Evaluation of physicochemical, thermomechanical, and structural properties of chickpea flour composite films reinforced with crystalline nanocellulose

Abstract

ABSTRACTChickpea flour–crystalline nano‐cellulose (CNC) composite films were prepared using chickpea flour as the film forming material, glycerol as the plasticizer and 2.5 to 10% CNC as reinforcement supplement. Mechanical properties of the composite films increased with an increase in the CNC content up to 5%. By inclusion of CNC up to 10%, the storage modulus of chickpea flour matrix increased by an order of magnitude from 7.3 to 86.4 MPa.
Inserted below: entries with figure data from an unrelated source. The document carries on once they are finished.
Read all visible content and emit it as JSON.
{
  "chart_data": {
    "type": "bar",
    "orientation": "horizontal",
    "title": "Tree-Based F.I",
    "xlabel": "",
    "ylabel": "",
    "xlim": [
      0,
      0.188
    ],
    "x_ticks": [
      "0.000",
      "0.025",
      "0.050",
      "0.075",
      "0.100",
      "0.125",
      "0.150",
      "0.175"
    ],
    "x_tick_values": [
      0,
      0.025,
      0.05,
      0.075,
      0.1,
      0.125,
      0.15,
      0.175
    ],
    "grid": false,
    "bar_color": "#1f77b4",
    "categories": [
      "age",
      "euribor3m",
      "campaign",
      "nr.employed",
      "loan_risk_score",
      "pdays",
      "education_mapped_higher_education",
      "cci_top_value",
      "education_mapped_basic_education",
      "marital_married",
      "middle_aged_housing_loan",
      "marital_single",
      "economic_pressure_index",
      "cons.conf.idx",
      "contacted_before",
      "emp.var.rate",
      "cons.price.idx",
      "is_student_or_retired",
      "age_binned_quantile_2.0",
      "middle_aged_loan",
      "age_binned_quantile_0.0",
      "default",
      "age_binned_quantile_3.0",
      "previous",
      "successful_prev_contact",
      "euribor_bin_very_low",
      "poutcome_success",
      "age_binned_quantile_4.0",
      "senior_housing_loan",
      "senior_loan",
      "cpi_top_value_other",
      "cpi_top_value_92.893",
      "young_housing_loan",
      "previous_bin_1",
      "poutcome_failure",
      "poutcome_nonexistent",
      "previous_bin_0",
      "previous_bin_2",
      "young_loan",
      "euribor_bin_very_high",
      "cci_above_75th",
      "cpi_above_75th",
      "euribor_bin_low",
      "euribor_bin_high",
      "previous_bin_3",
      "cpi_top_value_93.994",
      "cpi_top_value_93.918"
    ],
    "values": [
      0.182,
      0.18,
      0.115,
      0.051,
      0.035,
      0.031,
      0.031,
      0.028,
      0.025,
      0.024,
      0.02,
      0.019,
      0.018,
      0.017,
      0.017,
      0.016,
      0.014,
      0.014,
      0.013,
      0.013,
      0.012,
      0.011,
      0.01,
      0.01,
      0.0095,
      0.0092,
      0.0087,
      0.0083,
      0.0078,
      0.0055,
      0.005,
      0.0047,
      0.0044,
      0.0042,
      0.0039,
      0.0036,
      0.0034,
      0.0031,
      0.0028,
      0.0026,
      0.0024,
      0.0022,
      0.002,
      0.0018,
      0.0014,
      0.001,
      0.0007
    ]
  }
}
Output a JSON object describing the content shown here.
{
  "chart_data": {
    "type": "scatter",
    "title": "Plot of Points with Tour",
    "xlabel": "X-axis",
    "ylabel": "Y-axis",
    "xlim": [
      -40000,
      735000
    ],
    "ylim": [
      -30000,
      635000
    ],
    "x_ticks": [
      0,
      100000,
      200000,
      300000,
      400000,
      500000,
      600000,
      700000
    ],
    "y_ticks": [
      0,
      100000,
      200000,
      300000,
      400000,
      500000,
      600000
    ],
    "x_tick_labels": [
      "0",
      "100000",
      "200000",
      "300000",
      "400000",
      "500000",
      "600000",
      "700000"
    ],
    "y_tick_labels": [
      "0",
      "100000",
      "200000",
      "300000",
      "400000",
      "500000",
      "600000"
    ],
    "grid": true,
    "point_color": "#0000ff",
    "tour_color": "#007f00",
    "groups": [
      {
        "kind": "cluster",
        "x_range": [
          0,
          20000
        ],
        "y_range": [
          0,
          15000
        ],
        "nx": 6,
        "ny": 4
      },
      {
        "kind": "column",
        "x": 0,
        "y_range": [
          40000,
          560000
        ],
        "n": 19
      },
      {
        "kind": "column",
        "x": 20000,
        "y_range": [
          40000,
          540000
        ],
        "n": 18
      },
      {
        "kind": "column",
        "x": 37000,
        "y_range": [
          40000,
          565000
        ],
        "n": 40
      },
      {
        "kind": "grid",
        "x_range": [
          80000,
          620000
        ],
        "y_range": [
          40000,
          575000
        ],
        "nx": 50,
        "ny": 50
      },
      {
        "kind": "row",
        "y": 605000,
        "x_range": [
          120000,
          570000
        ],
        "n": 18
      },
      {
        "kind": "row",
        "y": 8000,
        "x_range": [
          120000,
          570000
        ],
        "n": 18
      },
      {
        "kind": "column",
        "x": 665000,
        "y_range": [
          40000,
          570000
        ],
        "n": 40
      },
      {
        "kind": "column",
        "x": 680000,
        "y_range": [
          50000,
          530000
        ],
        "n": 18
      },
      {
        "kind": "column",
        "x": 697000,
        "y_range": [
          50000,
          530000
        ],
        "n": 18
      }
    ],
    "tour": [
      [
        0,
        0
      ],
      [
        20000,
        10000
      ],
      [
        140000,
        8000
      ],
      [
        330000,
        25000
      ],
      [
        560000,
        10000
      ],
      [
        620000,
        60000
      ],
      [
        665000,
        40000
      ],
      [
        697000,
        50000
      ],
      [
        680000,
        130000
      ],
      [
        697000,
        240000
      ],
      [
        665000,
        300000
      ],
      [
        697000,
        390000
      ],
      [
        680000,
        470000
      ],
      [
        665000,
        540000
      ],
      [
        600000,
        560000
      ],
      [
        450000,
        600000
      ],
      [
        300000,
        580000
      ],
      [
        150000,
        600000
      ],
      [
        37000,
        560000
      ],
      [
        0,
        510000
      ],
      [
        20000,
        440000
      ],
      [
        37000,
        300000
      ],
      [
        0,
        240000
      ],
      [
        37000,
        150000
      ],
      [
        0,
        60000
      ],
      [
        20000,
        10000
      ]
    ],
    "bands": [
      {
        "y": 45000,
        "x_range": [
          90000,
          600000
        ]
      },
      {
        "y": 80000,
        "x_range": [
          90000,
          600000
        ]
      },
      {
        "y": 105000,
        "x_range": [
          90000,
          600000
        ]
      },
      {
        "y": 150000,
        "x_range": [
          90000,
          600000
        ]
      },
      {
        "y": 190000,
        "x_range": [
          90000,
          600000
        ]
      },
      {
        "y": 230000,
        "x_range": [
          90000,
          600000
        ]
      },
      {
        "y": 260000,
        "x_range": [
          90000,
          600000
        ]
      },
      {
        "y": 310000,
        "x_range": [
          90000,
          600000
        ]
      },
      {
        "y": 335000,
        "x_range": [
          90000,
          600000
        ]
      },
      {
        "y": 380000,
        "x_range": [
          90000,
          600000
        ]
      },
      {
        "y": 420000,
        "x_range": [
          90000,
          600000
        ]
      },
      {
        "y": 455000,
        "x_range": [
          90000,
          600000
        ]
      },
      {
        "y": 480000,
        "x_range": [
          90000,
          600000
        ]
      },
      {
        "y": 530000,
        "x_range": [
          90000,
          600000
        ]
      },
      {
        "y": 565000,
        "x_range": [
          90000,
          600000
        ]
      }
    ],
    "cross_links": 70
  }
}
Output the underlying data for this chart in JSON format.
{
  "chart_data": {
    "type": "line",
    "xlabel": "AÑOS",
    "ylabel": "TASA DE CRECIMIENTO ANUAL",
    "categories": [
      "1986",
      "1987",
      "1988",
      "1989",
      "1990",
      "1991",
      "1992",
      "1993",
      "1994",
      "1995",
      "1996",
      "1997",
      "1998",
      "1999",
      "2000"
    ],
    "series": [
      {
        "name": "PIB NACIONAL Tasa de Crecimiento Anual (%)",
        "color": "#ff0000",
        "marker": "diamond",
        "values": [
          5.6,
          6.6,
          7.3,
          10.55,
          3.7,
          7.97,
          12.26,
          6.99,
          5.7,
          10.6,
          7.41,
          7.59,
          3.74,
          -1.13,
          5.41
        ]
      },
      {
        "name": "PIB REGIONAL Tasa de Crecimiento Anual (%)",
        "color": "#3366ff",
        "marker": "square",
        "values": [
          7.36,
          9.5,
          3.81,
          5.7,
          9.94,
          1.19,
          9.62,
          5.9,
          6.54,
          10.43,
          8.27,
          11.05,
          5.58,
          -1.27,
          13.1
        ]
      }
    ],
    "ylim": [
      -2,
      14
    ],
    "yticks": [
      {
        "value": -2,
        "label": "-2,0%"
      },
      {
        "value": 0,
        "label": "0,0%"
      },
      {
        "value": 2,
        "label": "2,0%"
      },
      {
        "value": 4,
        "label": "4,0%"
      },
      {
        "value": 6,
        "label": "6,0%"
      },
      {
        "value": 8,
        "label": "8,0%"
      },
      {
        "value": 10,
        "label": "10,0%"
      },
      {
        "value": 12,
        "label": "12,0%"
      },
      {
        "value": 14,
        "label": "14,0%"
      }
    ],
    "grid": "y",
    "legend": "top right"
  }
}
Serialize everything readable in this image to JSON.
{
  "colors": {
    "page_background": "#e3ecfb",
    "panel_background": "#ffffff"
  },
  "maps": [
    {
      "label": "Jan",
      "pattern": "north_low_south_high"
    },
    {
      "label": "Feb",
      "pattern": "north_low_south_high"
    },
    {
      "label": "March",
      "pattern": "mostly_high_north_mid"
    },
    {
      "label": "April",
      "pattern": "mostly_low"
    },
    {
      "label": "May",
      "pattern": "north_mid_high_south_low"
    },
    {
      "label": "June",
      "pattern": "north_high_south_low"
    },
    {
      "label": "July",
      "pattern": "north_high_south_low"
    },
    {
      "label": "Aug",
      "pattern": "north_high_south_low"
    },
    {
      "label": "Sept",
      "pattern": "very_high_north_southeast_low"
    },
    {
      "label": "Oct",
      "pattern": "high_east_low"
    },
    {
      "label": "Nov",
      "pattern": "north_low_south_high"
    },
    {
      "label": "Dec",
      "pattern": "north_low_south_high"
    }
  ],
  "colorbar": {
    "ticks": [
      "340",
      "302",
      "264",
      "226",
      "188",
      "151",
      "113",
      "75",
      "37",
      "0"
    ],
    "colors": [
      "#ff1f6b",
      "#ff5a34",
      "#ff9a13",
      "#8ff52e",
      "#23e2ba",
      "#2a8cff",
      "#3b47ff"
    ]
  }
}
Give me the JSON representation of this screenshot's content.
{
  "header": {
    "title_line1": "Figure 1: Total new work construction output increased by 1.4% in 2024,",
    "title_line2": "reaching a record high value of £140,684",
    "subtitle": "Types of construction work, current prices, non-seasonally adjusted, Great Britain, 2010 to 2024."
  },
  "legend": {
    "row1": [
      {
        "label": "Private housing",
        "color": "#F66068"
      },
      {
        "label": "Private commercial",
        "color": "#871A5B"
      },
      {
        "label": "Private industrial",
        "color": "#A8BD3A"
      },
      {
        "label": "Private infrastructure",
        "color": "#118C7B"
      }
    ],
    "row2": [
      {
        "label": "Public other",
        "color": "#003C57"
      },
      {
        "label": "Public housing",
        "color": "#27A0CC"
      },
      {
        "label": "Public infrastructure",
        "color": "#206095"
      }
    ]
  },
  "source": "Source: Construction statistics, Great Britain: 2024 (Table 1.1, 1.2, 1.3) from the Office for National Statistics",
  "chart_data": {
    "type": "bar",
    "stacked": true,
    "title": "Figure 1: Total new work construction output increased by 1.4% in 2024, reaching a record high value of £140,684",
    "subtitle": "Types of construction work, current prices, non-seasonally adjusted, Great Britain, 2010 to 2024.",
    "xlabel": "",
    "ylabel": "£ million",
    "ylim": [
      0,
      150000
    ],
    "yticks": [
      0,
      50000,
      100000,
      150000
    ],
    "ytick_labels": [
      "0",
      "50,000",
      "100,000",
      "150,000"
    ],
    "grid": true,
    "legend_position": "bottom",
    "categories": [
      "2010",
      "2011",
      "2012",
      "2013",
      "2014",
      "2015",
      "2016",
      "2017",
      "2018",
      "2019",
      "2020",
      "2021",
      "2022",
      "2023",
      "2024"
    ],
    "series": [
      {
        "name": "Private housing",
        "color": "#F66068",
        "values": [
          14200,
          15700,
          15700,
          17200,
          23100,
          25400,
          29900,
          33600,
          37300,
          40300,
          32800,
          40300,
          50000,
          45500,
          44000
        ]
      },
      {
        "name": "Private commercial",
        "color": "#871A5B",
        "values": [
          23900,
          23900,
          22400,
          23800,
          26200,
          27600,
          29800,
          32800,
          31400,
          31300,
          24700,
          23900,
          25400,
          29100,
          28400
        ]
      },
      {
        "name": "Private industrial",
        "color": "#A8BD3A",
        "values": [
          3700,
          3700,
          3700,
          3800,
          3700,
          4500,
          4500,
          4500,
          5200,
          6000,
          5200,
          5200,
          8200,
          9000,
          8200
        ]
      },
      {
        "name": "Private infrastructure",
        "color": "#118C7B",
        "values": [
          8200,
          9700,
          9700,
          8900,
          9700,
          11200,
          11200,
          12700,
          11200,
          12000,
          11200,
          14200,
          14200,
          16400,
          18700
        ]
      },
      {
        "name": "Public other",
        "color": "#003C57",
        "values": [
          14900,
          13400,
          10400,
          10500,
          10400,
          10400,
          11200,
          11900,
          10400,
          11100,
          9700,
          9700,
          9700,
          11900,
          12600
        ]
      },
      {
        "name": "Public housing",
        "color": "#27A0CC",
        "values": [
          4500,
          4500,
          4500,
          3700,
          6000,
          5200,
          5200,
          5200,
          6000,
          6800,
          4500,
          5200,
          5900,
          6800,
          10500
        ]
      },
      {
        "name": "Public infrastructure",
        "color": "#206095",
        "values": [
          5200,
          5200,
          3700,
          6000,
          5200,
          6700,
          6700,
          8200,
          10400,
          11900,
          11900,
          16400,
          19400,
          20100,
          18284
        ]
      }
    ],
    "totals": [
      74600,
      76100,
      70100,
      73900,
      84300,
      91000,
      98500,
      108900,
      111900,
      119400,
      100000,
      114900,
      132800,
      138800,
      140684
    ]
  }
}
The storage modulus of all samples, on the other hand, decreased as temperature increased. The Tg values measured by dynamic mechanical analysis (DMA) and differential scanning calorimetry (DSC) were shifted toward higher temperatures by the addition of CNC. The creep resistance of chickpea flour films increased again up to 5% added CNC, and strain sweep tests confirmed the extension of linear viscoelastic region. X‐ ray diffraction (XRD) confirmed a positive correlation between the degree of crystallinity of chickpea flour composties and CNC content. FTIR spectroscopy confirmed the molecular interaction between chickpea flour, glycerol and CNC. SEM results revealed agglomeration in the structure of the film with the addition of CNC beyond 5% and diminishing of surface homogeneity, while decreasing the pore size of chickpea flour matrix. © 2019 Wiley Periodicals, Inc. J. Appl. Polym. Sci. 2020, 137, 48389.